À la grande démission, l’expression de grande mobilité devrait être préférée dans l’Hexagone. En effet, aucun exode des actifs n’est à déplorer. Le marché de l’emploi ne se dégonfle pas telle une baudruche, avec des départs secs. À l’instar de ce qui se passait jusqu’au premier choc pétrolier, en 1973, la fluidité prend le dessus. C’est tout. Aux pots de départ succèdent les pots d’arrivée, non sans un coût certain. Entre le recrutement, la formation… le coût d’un turn-over varie entre 30 % et 40 % du salaire annuel. La sévérité de l’addition dope la créativité des entreprises. Développement de compétences transverses, cellules de discussion, sondages réguliers, congés illimités… Golden Bees, plateforme de recrutement programmatique, a fléché 5 % du chiffre d’affaires pour « the employee retention ».
L’approche de Benoît Raveleau est un peu différente : « Depuis 2016, les banques nous sollicitent pour savoir comment fidéliser les collaborateurs, rapporte le titulaire de la chaire RH Humanis à l’université catholique de l’Ouest (UCO). La question de la fidélisation va bien avant 2020. Simplement, la pandémie a rendu plus aiguë cette question-là ! Mais, de là à en faire quelque chose de nécessairement négatif ? Ne pourrait-on pas percevoir ce mouvement comme une vraie opportunité de recruter ? Ne pourrait-on pas se féliciter de ce retournement du rapport de force entre employeurs et employés ? Les lunettes des employeurs noircissent le tableau. » Et, plus surprenant, le professeur choletais avance que tout était écrit : « Quand les salariés sont invités à l’envi à être acteurs de leur vie pro, quand le Compte personnel de formation (CPF) est créé… On récolte aujourd’hui le fruit des dispositions prises depuis plusieurs années. » En 2021, 80 000 bilans de compétences ont été financés, selon les chiffres d’Orientaction, groupe de cabinets spécialisés dans l’accompagnement professionnel. Cet exercice se classe dans le top 5 des formations les plus demandées via le CPF, preuve de la montée en puissance du questionnement. Le chiffre était de 50 000 en 2020.

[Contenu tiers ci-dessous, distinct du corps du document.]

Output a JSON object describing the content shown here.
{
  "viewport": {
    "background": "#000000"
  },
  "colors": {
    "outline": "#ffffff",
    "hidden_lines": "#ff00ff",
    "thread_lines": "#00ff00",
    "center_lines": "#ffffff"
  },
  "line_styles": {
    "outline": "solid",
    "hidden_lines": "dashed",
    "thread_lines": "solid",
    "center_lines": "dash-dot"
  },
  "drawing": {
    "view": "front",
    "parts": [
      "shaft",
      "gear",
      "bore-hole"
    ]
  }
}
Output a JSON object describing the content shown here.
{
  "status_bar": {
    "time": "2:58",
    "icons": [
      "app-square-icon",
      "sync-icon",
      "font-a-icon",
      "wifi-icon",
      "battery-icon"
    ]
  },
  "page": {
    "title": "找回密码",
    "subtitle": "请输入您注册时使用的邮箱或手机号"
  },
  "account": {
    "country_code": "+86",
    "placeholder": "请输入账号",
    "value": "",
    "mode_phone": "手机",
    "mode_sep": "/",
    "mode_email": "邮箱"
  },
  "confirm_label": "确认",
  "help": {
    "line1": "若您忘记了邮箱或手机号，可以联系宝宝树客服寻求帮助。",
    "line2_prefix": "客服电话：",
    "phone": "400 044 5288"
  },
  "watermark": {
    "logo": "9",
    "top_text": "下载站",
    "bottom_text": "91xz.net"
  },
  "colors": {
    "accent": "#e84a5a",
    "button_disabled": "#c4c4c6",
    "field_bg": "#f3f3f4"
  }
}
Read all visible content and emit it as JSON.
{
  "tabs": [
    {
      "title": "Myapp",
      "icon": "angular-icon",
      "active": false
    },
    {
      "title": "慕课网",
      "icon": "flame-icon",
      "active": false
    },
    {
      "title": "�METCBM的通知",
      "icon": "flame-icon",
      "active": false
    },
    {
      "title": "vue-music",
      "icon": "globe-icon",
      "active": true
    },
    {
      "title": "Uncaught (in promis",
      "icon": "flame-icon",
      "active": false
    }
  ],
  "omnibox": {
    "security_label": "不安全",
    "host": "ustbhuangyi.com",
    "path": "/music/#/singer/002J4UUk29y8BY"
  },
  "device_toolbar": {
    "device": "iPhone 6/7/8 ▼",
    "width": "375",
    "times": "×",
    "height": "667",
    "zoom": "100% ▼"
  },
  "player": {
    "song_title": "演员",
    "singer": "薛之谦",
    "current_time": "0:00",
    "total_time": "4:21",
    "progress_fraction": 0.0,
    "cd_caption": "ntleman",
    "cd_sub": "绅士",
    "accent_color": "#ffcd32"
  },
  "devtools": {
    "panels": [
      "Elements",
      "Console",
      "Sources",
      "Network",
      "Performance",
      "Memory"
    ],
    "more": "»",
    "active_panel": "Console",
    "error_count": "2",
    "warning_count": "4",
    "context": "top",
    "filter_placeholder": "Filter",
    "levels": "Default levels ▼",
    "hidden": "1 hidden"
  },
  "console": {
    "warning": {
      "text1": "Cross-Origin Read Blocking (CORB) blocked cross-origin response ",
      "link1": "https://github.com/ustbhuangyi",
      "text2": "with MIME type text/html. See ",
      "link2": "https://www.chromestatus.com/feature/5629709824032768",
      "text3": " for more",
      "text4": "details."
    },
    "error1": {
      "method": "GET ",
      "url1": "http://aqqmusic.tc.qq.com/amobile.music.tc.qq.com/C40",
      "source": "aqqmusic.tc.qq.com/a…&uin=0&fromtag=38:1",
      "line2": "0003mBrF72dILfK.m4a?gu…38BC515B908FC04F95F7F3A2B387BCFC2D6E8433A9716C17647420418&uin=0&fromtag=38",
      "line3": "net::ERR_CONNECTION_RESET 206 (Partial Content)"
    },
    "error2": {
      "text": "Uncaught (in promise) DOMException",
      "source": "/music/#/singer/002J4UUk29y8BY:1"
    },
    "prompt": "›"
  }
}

« Le défi de cette période est plutôt celui de la grande embauche, tient à souligner Chloé Karam, responsable de l’activité expérience collaborateur chez Willis Towers Watson. Tous ces gros titres qui font peur cachent un volume d’embauches bien supérieur à celui des démissions. Comment attirer les talents ? C’est la vraie question. » Selon une enquête du cabinet Deloitte, la difficulté à recruter les meilleurs talents constitue pour 73 % des dirigeants la première menace qui pèse sur les entreprises pour l’année à venir.
Et si le phénomène était déjà mort-né en France ? « Certaines entreprises imposaient beaucoup, déplore Caroline Elbaz, directrice des ressources humaines. On passe peut-être d’un excès à l’autre pour revenir ensuite à une forme d’équilibre, avec des entreprises au service des individus. Je ne suis pas inquiète. Cette période a de quoi remettre aussi du piment dans notre vie de DRH. Mais, on se prépare surtout à une grande embauche. Heureusement que tous les concepts américains ne s’appliquent pas en France. » La démission, finalement un moindre mal ? Déjà, les maux de demain ou d’après-demain sont nommés. Et la liste est longue. À chacun le sien. « Un certain nombre de verrous sont remis en cause, la situation peut vite déraper, confie Benoît Serre, entre ceux qui partent de l’entreprise, ceux qui veulent quitter l’Île-de-France. Le risque ? Avoir une entreprise sans murs et sans gens. » Vincent Meyer pointe l’inflation. « Méfiez-vous de ceux qui restent, lance quant à lui Jean Pralong, aux directeurs des ressources humaines. Le désengagement passif est plus terrible que la démission. »
(1) Qu’est-il arrivé à la grande démission ? […] Les quelques derniers mois de données ont pratiquement détruit le récit de la grande démission.